O plenário do Tribunal Superior Eleitoral (TSE) decide nesta terça-feira (9) se mantém a decisão monocrática do ministro Kassio Nunes Marques, que suspendeu a divulgação de uma pesquisa da AtlasIntel. O levantamento, que abordava o senador Flávio Bolsonaro e o caso envolvendo o Banco Master, teve sua publicação barrada após o PL argumentar que o questionário induzia o eleitor ao associar o parlamentar a escândalos financeiros. A pesquisa foi conduzida logo após o vazamento de áudios que ligam o senador ao ex-banqueiro Daniel Vorcaro, episódio que gerou repercussões políticas sob a alcunha de caso 'Dark Horse'.

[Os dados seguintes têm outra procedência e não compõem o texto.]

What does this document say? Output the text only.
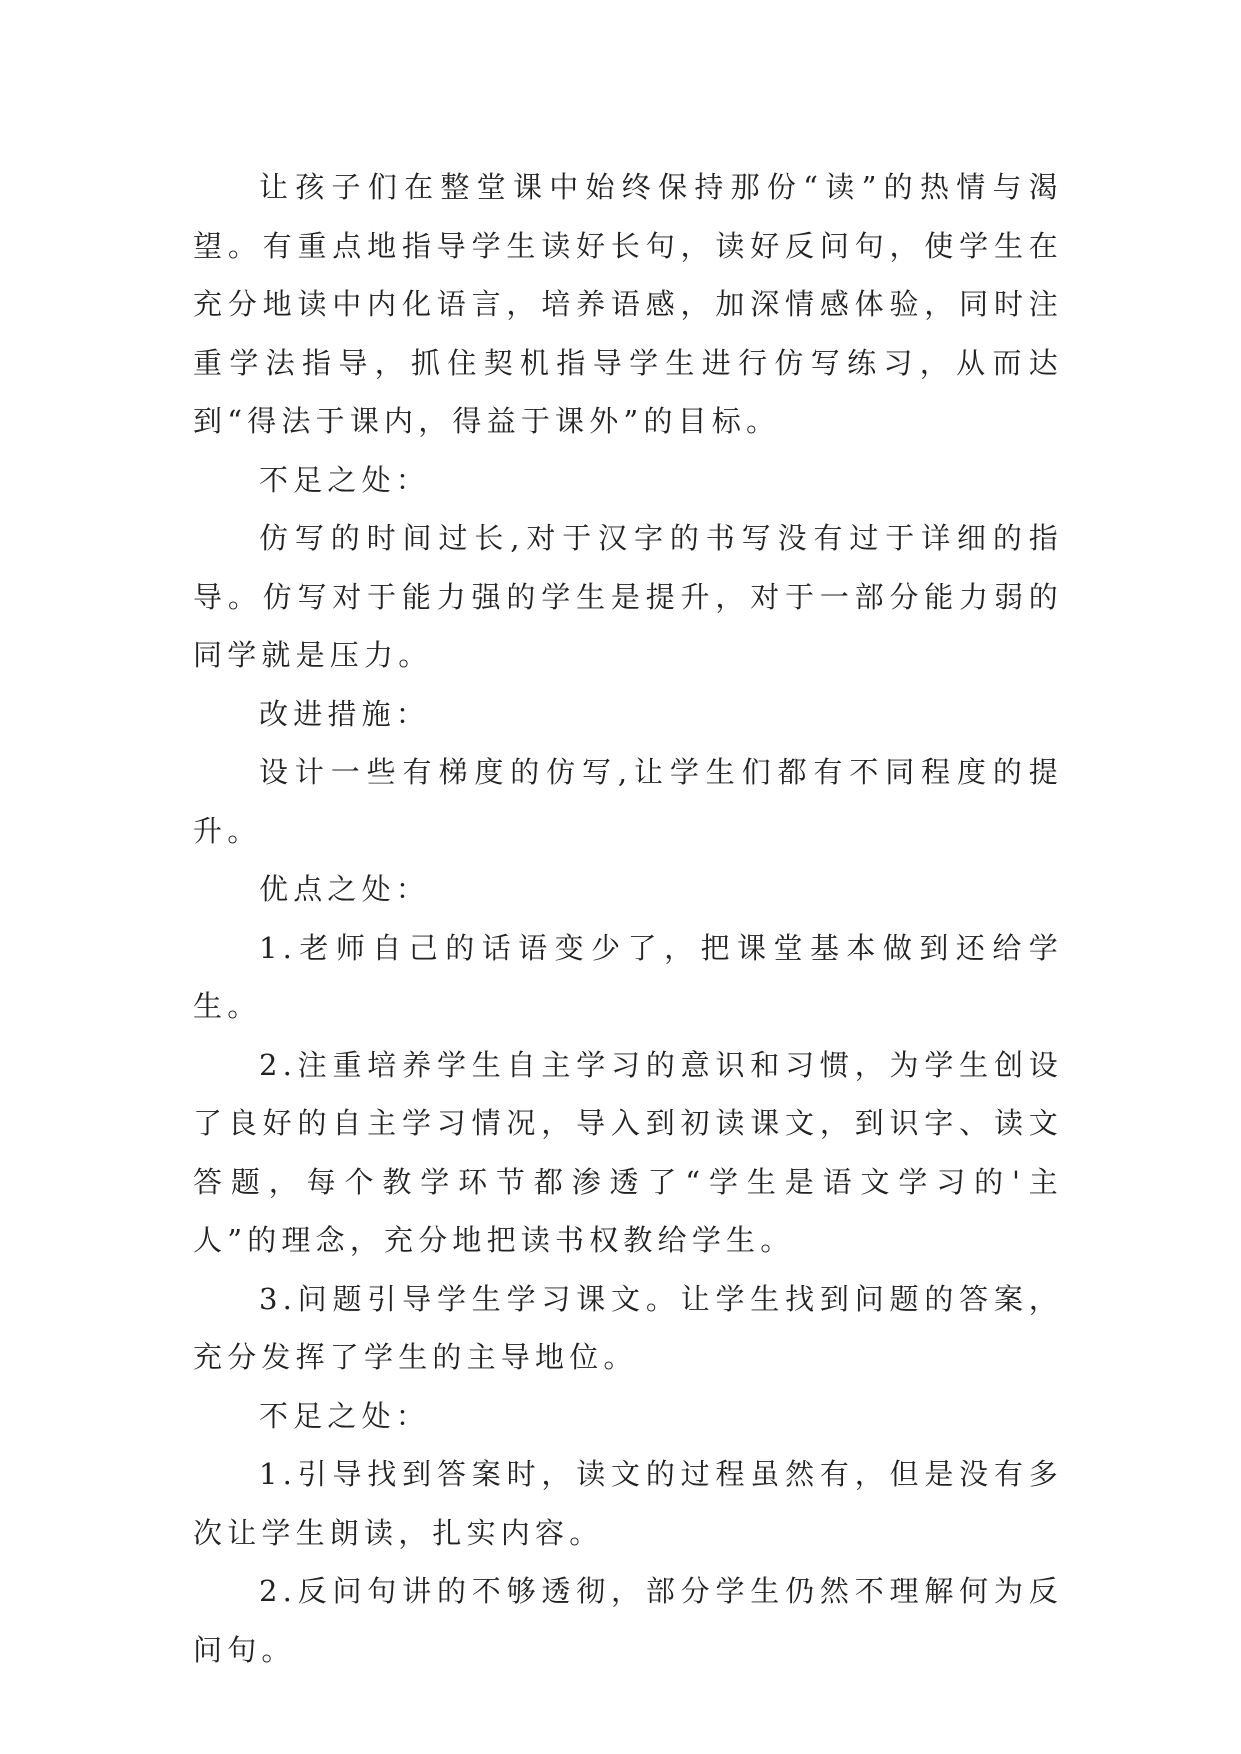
让孩子们在整堂课中始终保持那份“读”的热情与渴望。有重点地指导学生读好长句，读好反问句，使学生在充分地读中内化语言，培养语感，加深情感体验，同时注重学法指导，抓住契机指导学生进行仿写练习，从而达到“得法于课内，得益于课外”的目标。

不足之处：

仿写的时间过长,对于汉字的书写没有过于详细的指导。仿写对于能力强的学生是提升，对于一部分能力弱的同学就是压力。

改进措施：

设计一些有梯度的仿写,让学生们都有不同程度的提升。

优点之处：

1.老师自己的话语变少了，把课堂基本做到还给学生。

2.注重培养学生自主学习的意识和习惯，为学生创设了良好的自主学习情况，导入到初读课文，到识字、读文答题，每个教学环节都渗透了“学生是语文学习的'主人”的理念，充分地把读书权教给学生。

3.问题引导学生学习课文。让学生找到问题的答案，充分发挥了学生的主导地位。

不足之处：

1.引导找到答案时，读文的过程虽然有，但是没有多次让学生朗读，扎实内容。

2.反问句讲的不够透彻，部分学生仍然不理解何为反问句。
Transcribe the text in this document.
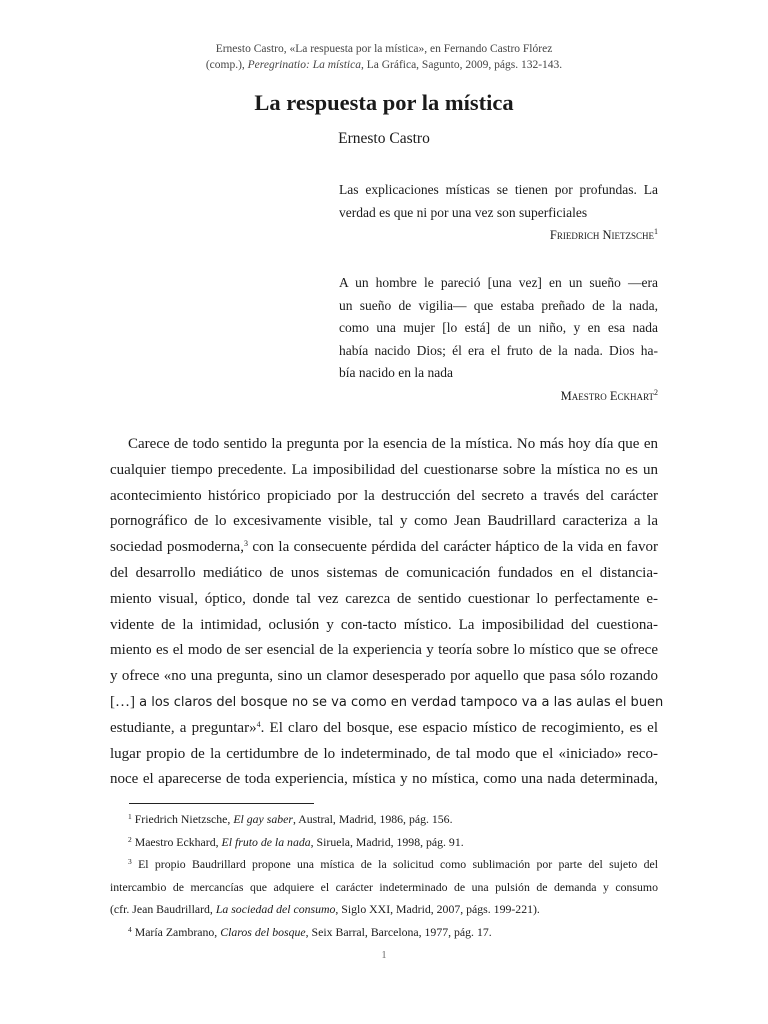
Ernesto Castro, «La respuesta por la mística», en Fernando Castro Flórez
(comp.), Peregrinatio: La mística, La Gráfica, Sagunto, 2009, págs. 132-143.
La respuesta por la mística
Ernesto Castro
Las explicaciones místicas se tienen por profundas. La
verdad es que ni por una vez son superficiales
Friedrich Nietzsche$^1$
A un hombre le pareció [una vez] en un sueño —era
un sueño de vigilia— que estaba preñado de la nada,
como una mujer [lo está] de un niño, y en esa nada
había nacido Dios; él era el fruto de la nada. Dios ha-
bía nacido en la nada
Maestro Eckhart$^2$
Carece de todo sentido la pregunta por la esencia de la mística. No más hoy día que en
cualquier tiempo precedente. La imposibilidad del cuestionarse sobre la mística no es un
acontecimiento histórico propiciado por la destrucción del secreto a través del carácter
pornográfico de lo excesivamente visible, tal y como Jean Baudrillard caracteriza a la
sociedad posmoderna,$^3$ con la consecuente pérdida del carácter háptico de la vida en favor
del desarrollo mediático de unos sistemas de comunicación fundados en el distancia-
miento visual, óptico, donde tal vez carezca de sentido cuestionar lo perfectamente e-
vidente de la intimidad, oclusión y con-tacto místico. La imposibilidad del cuestiona-
miento es el modo de ser esencial de la experiencia y teoría sobre lo místico que se ofrece
y ofrece «no una pregunta, sino un clamor desesperado por aquello que pasa sólo rozando
[…] a los claros del bosque no se va como en verdad tampoco va a las aulas el buen
estudiante, a preguntar»$^4$. El claro del bosque, ese espacio místico de recogimiento, es el
lugar propio de la certidumbre de lo indeterminado, de tal modo que el «iniciado» reco-
noce el aparecerse de toda experiencia, mística y no mística, como una nada determinada,
$^1$ Friedrich Nietzsche, El gay saber, Austral, Madrid, 1986, pág. 156.
$^2$ Maestro Eckhard, El fruto de la nada, Siruela, Madrid, 1998, pág. 91.
$^3$ El propio Baudrillard propone una mística de la solicitud como sublimación por parte del sujeto del
intercambio de mercancías que adquiere el carácter indeterminado de una pulsión de demanda y consumo
(cfr. Jean Baudrillard, La sociedad del consumo, Siglo XXI, Madrid, 2007, págs. 199-221).
$^4$ María Zambrano, Claros del bosque, Seix Barral, Barcelona, 1977, pág. 17.
1
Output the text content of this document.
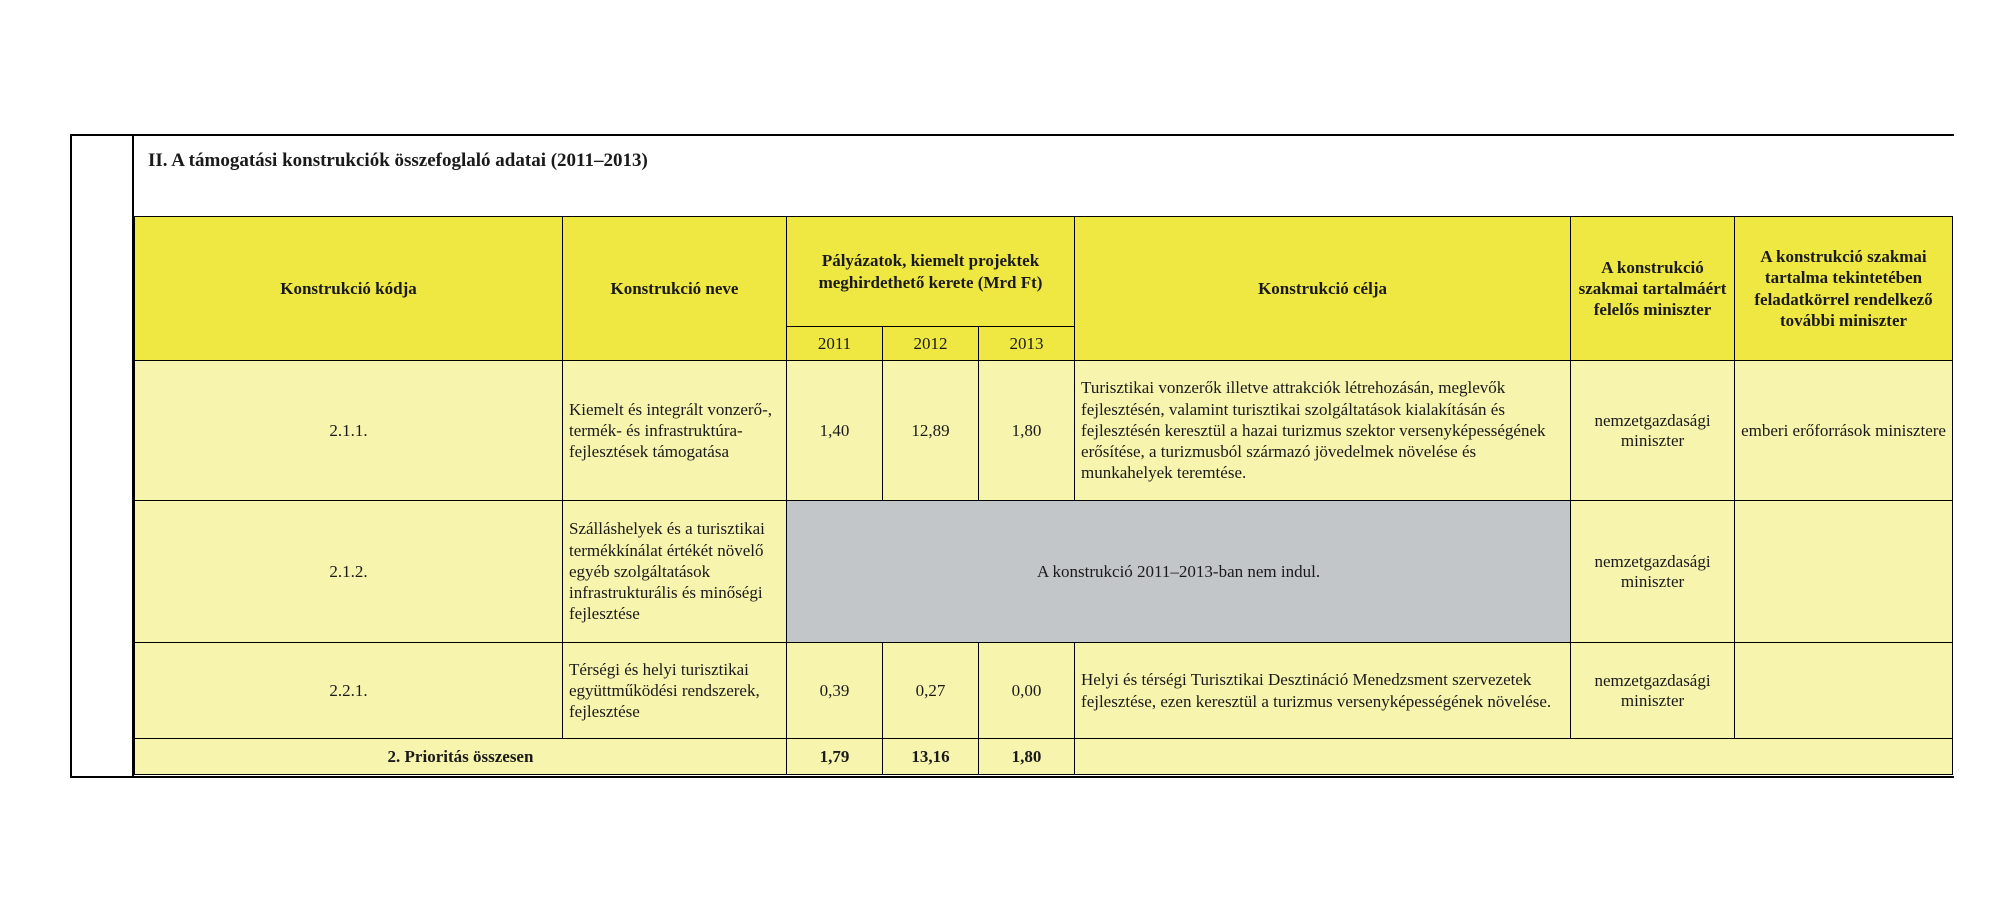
II. A támogatási konstrukciók összefoglaló adatai (2011–2013)
Konstrukció kódja	Konstrukció neve	Pályázatok, kiemelt projektek meghirdethető kerete (Mrd Ft)			Konstrukció célja	A konstrukció szakmai tartalmáért felelős miniszter	A konstrukció szakmai tartalma tekintetében feladatkörrel rendelkező további miniszter
		2011	2012	2013			
2.1.1.	Kiemelt és integrált vonzerő-, termék- és infrastruktúra-fejlesztések támogatása	1,40	12,89	1,80	Turisztikai vonzerők illetve attrakciók létrehozásán, meglevők fejlesztésén, valamint turisztikai szolgáltatások kialakításán és fejlesztésén keresztül a hazai turizmus szektor versenyképességének erősítése, a turizmusból származó jövedelmek növelése és munkahelyek teremtése.	nemzetgazdasági miniszter	emberi erőforrások minisztere
2.1.2.	Szálláshelyek és a turisztikai termékkínálat értékét növelő egyéb szolgáltatások infrastrukturális és minőségi fejlesztése	A konstrukció 2011–2013-ban nem indul.				nemzetgazdasági miniszter	
2.2.1.	Térségi és helyi turisztikai együttműködési rendszerek, fejlesztése	0,39	0,27	0,00	Helyi és térségi Turisztikai Desztináció Menedzsment szervezetek fejlesztése, ezen keresztül a turizmus versenyképességének növelése.	nemzetgazdasági miniszter	
2. Prioritás összesen		1,79	13,16	1,80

A decisão de Nunes Marques gerou críticas internas no tribunal, com ministros questionando a falta de um laudo técnico que comprove a alegada manipulação dos dados. O julgamento desta semana é visto como um termômetro para medir o apoio ao presidente da corte entre seus pares e pode abrir caminho para um recurso ao Supremo Tribunal Federal (STF) caso a restrição seja mantida. Enquanto isso, o presidente do PT, Edinho Silva, afirmou que o partido respeita a institucionalidade do tribunal, aproveitando o debate para defender a necessidade de uma reforma do Judiciário com foco no fortalecimento do Conselho Nacional de Justiça (CNJ).